Jul 31, 2004 13:26
I meant to write today. Today was going to be the writing day. But by the time I sat down to do this thing, it was noon, and by the time I actually opened a file, the doorbell rang and I had to go talk to a neighbor today about our blue spruce trees they're going to cut down. (The property line runs right through the trunks, so they're just as much their blue spruce trees as ours, and neither Dann nor I want to quibble, plus this would do good things for the veggie garden boxes, and they're only going to take one down.)
(Oh, yay! I finally heard a cicada! Yay, yay, yay! I'm disappointed that it's not been raucous cicada nightmare, after all the anticipation about Brood X. I like markers to the years, particularly non-harmful-just-annoying markers, like raucous cicada nightmare could have been.)

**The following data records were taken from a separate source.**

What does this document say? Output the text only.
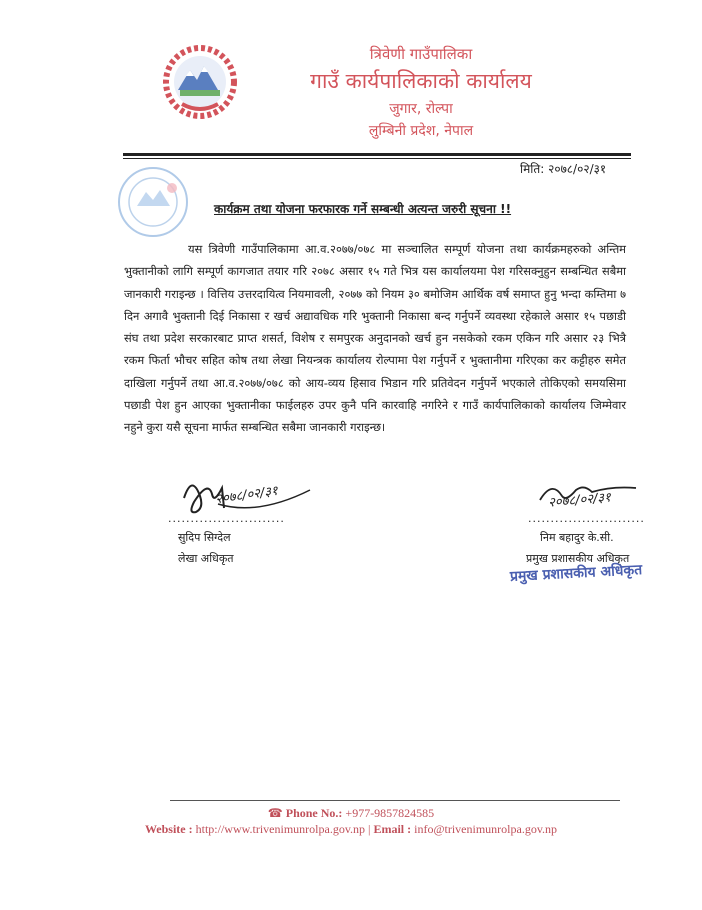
त्रिवेणी गाउँपालिका
गाउँ कार्यपालिकाको कार्यालय
जुगार, रोल्पा
लुम्बिनी प्रदेश, नेपाल
मिति: २०७८/०२/३१
कार्यक्रम तथा योजना फरफारक गर्ने सम्बन्धी अत्यन्त जरुरी सूचना !!

यस त्रिवेणी गाउँपालिकामा आ.व.२०७७/०७८ मा सञ्चालित सम्पूर्ण योजना तथा कार्यक्रमहरुको अन्तिम भुक्तानीको लागि सम्पूर्ण कागजात तयार गरि २०७८ असार १५ गते भित्र यस कार्यालयमा पेश गरिसक्नुहुन सम्बन्धित सबैमा जानकारी गराइन्छ । वित्तिय उत्तरदायित्व नियमावली, २०७७ को नियम ३० बमोजिम आर्थिक वर्ष समाप्त हुनु भन्दा कम्तिमा ७ दिन अगावै भुक्तानी दिई निकासा र खर्च अद्यावधिक गरि भुक्तानी निकासा बन्द गर्नुपर्ने व्यवस्था रहेकाले असार १५ पछाडी संघ तथा प्रदेश सरकारबाट प्राप्त शसर्त, विशेष र समपुरक अनुदानको खर्च हुन नसकेको रकम एकिन गरि असार २३ भित्रै रकम फिर्ता भौचर सहित कोष तथा लेखा नियन्त्रक कार्यालय रोल्पामा पेश गर्नुपर्ने र भुक्तानीमा गरिएका कर कट्टीहरु समेत दाखिला गर्नुपर्ने तथा आ.व.२०७७/०७८ को आय-व्यय हिसाव भिडान गरि प्रतिवेदन गर्नुपर्ने भएकाले तोकिएको समयसिमा पछाडी पेश हुन आएका भुक्तानीका फाईलहरु उपर कुनै पनि कारवाहि नगरिने र गाउँ कार्यपालिकाको कार्यालय जिम्मेवार नहुने कुरा यसै सूचना मार्फत सम्बन्धित सबैमा जानकारी गराइन्छ।

२०७८/०२/३१
..........................
सुदिप सिग्देल
लेखा अधिकृत
२०७८/०२/३१
..........................
निम बहादुर के.सी.
प्रमुख प्रशासकीय अधिकृत
प्रमुख प्रशासकीय अधिकृत
☎ Phone No.: +977-9857824585
Website : http://www.trivenimunrolpa.gov.np | Email : info@trivenimunrolpa.gov.np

Anyway, it's 1:30. We have to leave at 3:30 for ah, uhm, a thing I can't report on just in case there's more journal readership than I think. It's a good two hours to work, and that's not anything to sneer at, but it's not enough time to get into the intensive novel work I was thinking of today. The novel work I was thinking of today will involve at least 20 minutes of scrubbing in order to provide the proper sterile operating environment before I open her up. The liver is in the wrong place, you see. So, I'm going to have to dig up something less intensive to work on, like maybe, "The Paradise Covenant." Which is a much less bad story than I remembered it being, and I don't need to rewrite it from the ground up. I have some lovely So-Fic (Social Fiction, as opposed to Science Fiction, mwaha, watch me *not* coin words right there) in it, including a backlash against psychiatry. Woo. I'd totally forgotten that.
But, still. Grumpy, because my plan has been derailed. Do you think if I tried to write for eight hours a day on my vacation, anyone would let me? I don't think so, either. Oh, they'd say they'd let me, but they wouldn't, really. Dann's not as bad as my mom was when I was growing up, who in turn wasn't as bad as my grandparents...
But let's face it, the problem with living with non-writers is that they don't realize how the process works. That yes, you-the-writer are allowed to get up, leave the quiet area, initiate conversation, rant, wring hands, call someone on the phone, eat snacks, dramatically beat the keyboard, demand that anyone around illustrate some fine point of wrestling, knife-fighting or kissing (depending on appropriateness), beg for help on word-choice and discard all their suggestions as too banal, and otherwise be an apparently interactive (and yet irritating) member of society/the family while writing. Because, in-between, you're dashing back to the computer and typing furiously, headphones on and head down and not talking to anyone. It might not look like working, but it is; that's how it is when I'm writing fast. That's a 10k day, right there.
Inevitably, the not-writers come up to you and demand that you take out the garbage, because it's apparent that you're not really working, or interrupt you in the middle of the typing-furiously-time to ask if you want snacks--because clearly, you're interruptable, look at the crazy stuff you just did in the last half-hour--or just want to know where they left the hairbrush/remote control/car keys... Or even better, little nine-year-old non-writers come in and want to "watch you work." Uhm... And boom, you're out of crazy writer world. "Gaugh!"
And that's the best-case scenario--that's if anyone even respects the quiet area. Often times, the quiet area becomes the TV-watching area, or the loud conversation area, or the sleeping area. Or the brushing teeth area. (That one I still don't get.) And you get told that you were crazy to expect the quiet area to remain the quiet area, and don't you have an office?. Well, I do, as it happens, and it's full of guestbed, and it gets hot, and some days, you just can't work in the same place. Even so, I don't have an office at the lake. And I believe the nearest Starbucks or Borders to the lake might be in Grand Rapids, which is a bit of a haul. And if you do retreat to an office or even a bedroom, you get lambasted for being anti-social.
Am I going to offend everyone in my family with this one? Probably. Please keep in mind I'm basing this on years and years of experience, from age 11 on up to now. And that I wasted 40 minutes of completely interrupt-free time while Dann sleeps in the other room to complain about how my time is devalued. Because I'm hilariously hypocritical like that.